Preparation of flow cells for single-molecule experiments was performed as described previously69. Purified trans-SNARE NDs (syntaxin1a labeled with cy3, 0.5 µM) were incubated with C2AB (labeled with cy5, 1 µM) and complexin I (labeled with Alexa Fluor 488, 1 µM) at RT for 10 min, and diluted to 10 pM before injection into flow cells. Unbound protein was washed out and samples were imaged in a buffer consisting of (in mM): 1 Trolox, 0.5 CaCl2, 100 KCl, and 25 HEPES pH 7.4, and an oxygen scavenging system (1% glucose, 1 mg/ml glucose oxidase, and 0.02 mg/ml catalase). Single-molecule imaging was performed using an Olympus IX83 inverted microscope equipped with a cellTIRF-4Line excitation system, a 60 × /1.49 Apo N objective (Olympus), and an Orca Flash4.0 CMOS camera (Hamamatsu Photonics, Skokie, IL). The following excitation filter sets: 488 nm, 590 nm, and 640 nm, were used to collect signals from Alexa Fluor 488, cy3, and cy5, respectively. Images were acquired using Metamorph and Olympus 7.8.6.0 (Molecular devices; Sunnyvale, CA), and adjusted for presentation in ImageJ.

Materials and reagents

TTX, D-AP5, and CNQX were obtained from Abcam. Purified lipids used for reconstitution were obtained from Avanti Polar Lipids. Cell culture reagents were supplied by GIBCO and Atlanta Biological. Unless otherwise noted, other chemical reagents were obtained from Sigma.

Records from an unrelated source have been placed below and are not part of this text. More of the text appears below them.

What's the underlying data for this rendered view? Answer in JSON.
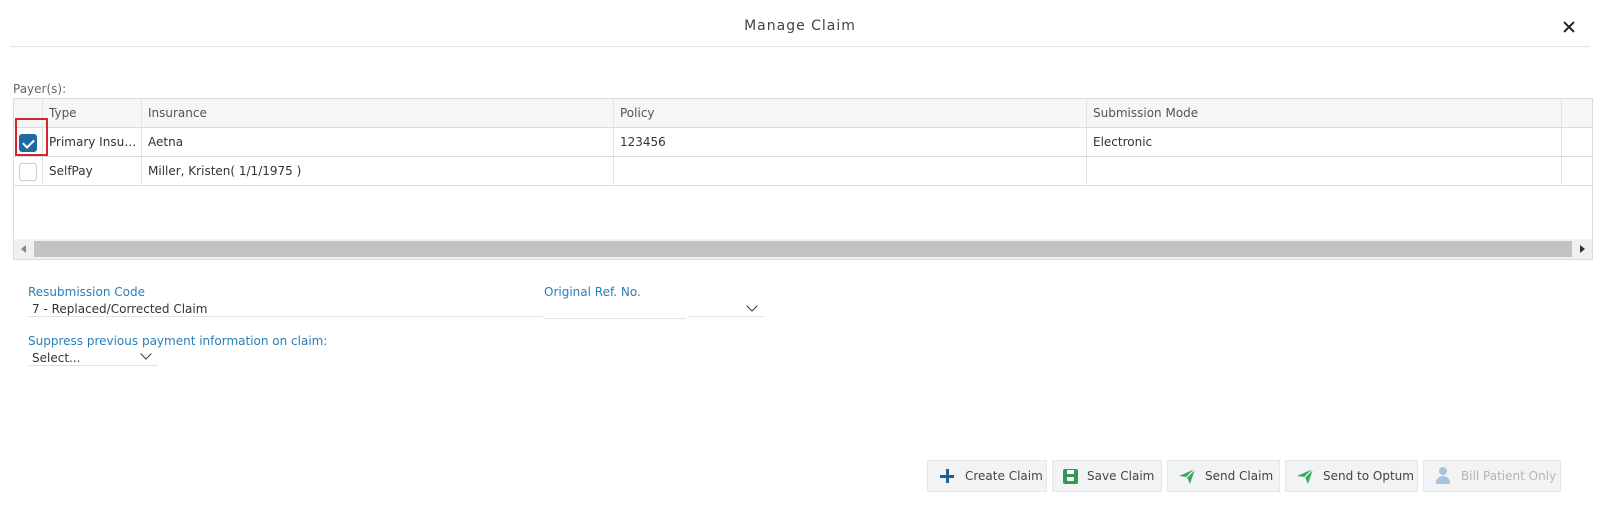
{
  "dialog": {
    "title": "Manage Claim",
    "close_icon": "close-icon"
  },
  "payers": {
    "label": "Payer(s):",
    "columns": [
      "Type",
      "Insurance",
      "Policy",
      "Submission Mode"
    ],
    "rows": [
      {
        "selected": true,
        "type": "Primary Insura...",
        "insurance": "Aetna",
        "policy": "123456",
        "submission_mode": "Electronic"
      },
      {
        "selected": false,
        "type": "SelfPay",
        "insurance": "Miller, Kristen( 1/1/1975 )",
        "policy": "",
        "submission_mode": ""
      }
    ],
    "highlight_color": "#d9232e"
  },
  "form": {
    "resubmission_code": {
      "label": "Resubmission Code",
      "value": "7 - Replaced/Corrected Claim"
    },
    "original_ref_no": {
      "label": "Original Ref. No.",
      "value": ""
    },
    "suppress_payment": {
      "label": "Suppress previous payment information on claim:",
      "value": "Select..."
    }
  },
  "actions": {
    "create_claim": {
      "label": "Create Claim",
      "icon": "plus-icon",
      "color": "#1e5f94"
    },
    "save_claim": {
      "label": "Save Claim",
      "icon": "floppy-disk-icon",
      "color": "#2f9a55"
    },
    "send_claim": {
      "label": "Send Claim",
      "icon": "paper-plane-icon",
      "color": "#3aa65a"
    },
    "send_to_optum": {
      "label": "Send to Optum",
      "icon": "paper-plane-icon",
      "color": "#3aa65a"
    },
    "bill_patient_only": {
      "label": "Bill Patient Only",
      "icon": "person-icon",
      "disabled": true
    }
  },
  "theme": {
    "accent": "#1e6aa3",
    "label_color": "#2a7fb8"
  }
}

Quantification and statistical analysis

Values are reported as mean ± standard error of the mean (SEM). Graphically, bars represent the mean and error bars indicate the SEM. For electrophysiological experiments, each n represents a single recorded neuron and n’s were obtained from at least three separate animal preparations. All data were tested for normality; the appropriate statistical test was applied based on whether or not the data was normally distributed. All statistical tests were two-sided. Expected sample sizes were not estimated or predetermined. All statistical analysis was conducted using GraphPad Prism 7.01 (GraphPad Software).

Reporting summary

Further information on research design is available in the Nature Research Reporting Summary linked to this article.